De mogelijke link tussen anti-lhbtq-geweld en de islam is een ongemakkelijke waarheid, zegt UvA-onderzoeker Laurens Buijs in Het Parool. Volgens hem krijgt geweld en intimidatie tegen lhbtq’s van de overheid en wetenschap te weinig aandacht. Hij start een nieuwe, grootschalige studie naar geweld tegen lhbtq’s. De mogelijke link met de islam is naar de mening van Buijs een onderwerp dat we steeds laten liggen.’ De studie richt zich specifiek op de Indische Buurt.
Buijs wil voor langere tijd de Indische Buurt induiken omdat die buurt zo’n goede plek is voor de casestudy. Er zijn veel multiculturele groepen, maar ook vindt er een instroom plaats van witte Amsterdammers en mensen uit de gay community. Hij wil vooral kijken naar bijvoorbeeld geweld tegen transgender- en non-binaire personen.

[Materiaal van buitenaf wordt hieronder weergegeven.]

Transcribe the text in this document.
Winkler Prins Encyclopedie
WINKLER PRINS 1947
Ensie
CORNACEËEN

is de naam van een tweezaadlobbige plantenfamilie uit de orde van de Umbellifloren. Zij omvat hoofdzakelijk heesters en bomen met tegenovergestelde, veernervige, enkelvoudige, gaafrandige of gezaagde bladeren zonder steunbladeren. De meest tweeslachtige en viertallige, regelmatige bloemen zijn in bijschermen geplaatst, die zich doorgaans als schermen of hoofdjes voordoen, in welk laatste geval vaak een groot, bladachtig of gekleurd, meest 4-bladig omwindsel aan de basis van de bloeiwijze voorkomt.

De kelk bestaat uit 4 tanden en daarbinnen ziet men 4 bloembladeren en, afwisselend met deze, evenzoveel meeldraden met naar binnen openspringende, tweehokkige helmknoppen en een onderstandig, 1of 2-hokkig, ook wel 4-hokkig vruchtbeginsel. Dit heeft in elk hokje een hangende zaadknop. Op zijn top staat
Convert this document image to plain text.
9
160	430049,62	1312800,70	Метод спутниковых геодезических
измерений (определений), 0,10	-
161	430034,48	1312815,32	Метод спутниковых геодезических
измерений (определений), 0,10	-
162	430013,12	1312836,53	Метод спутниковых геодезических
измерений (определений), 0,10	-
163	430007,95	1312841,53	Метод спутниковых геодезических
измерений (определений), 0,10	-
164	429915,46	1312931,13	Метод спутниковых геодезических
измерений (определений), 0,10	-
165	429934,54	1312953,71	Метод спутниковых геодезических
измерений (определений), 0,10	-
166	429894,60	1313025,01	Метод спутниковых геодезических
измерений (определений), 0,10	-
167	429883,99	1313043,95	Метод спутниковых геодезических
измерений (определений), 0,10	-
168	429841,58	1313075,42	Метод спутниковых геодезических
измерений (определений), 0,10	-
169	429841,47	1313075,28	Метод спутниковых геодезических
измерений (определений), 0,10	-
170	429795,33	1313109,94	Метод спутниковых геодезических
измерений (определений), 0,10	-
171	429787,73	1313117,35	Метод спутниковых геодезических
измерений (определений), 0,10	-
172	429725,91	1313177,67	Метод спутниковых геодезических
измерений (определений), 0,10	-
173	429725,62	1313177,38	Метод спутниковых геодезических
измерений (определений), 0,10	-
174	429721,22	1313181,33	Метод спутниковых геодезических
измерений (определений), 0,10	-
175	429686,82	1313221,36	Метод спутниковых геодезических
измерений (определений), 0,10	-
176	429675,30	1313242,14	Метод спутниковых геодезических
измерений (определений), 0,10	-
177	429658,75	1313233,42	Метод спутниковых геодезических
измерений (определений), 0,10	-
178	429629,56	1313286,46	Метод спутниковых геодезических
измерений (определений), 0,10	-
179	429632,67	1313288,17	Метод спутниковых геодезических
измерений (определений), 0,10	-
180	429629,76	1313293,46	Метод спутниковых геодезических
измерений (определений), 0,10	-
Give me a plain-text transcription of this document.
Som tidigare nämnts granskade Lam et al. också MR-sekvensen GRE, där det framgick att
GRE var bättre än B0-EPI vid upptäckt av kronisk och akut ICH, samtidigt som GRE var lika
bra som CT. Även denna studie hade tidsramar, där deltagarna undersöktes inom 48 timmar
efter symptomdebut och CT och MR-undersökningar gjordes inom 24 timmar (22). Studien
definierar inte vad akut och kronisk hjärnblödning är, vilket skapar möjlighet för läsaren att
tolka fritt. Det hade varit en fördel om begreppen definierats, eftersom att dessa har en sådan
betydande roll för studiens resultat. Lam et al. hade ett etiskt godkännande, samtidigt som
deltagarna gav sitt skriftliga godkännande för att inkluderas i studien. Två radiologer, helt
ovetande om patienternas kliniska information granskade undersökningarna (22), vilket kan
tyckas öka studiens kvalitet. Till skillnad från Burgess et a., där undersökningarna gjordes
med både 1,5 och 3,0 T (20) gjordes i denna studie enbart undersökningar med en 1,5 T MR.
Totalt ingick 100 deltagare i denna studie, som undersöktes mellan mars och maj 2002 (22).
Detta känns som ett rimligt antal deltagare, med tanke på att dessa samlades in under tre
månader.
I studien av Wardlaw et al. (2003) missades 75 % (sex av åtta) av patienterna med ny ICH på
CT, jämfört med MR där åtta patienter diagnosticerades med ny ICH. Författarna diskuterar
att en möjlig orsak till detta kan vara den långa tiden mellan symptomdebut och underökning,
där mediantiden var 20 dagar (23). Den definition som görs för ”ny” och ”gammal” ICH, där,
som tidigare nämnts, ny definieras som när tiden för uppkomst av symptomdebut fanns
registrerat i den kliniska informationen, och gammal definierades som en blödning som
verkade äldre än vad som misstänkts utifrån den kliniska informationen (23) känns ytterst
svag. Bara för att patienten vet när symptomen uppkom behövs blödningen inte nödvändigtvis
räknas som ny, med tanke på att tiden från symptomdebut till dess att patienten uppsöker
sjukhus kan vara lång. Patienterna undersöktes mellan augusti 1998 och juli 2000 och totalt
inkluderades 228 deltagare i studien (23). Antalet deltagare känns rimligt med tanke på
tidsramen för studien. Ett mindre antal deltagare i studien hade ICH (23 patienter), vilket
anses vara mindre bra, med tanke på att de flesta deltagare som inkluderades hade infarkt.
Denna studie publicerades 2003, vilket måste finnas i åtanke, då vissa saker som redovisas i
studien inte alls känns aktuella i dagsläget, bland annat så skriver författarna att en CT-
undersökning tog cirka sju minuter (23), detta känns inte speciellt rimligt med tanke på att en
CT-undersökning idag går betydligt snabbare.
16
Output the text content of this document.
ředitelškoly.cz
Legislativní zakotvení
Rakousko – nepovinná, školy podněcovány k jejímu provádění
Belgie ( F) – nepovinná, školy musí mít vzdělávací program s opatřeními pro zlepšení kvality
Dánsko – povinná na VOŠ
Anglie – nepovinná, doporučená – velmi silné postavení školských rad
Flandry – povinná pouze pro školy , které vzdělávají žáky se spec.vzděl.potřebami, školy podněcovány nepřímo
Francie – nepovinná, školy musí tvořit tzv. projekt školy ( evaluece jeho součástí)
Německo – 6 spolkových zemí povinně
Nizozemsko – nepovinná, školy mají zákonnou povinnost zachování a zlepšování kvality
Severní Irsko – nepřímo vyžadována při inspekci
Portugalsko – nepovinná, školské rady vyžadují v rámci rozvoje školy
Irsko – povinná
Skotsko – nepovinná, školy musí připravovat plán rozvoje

Hij wil er gaan spreken met Marokkaans-Nederlandse jongens, maar ook met hun moeders, sociaal werkers, imams.
De rol van de Islam en Marokkaanse jongens is een belangrijk aspect waar Buijs naar wil kijken. In 2009 concludeerde hij al dat ze oververtegenwoordigd zijn in zijn onderzoek naar antihomogeweld. Uit gesprekken bleek dat er toen vooral overeenkomsten tussen Marokkaans-Nederlandse jongens en andere daders waren. Het was vaak haantjesgedrag, ze wilden hun mannelijkheid tonen of er was sprake van groepsdruk. Toen vond hij geen bewijs voor de invloed van de islam op antihomogeweld.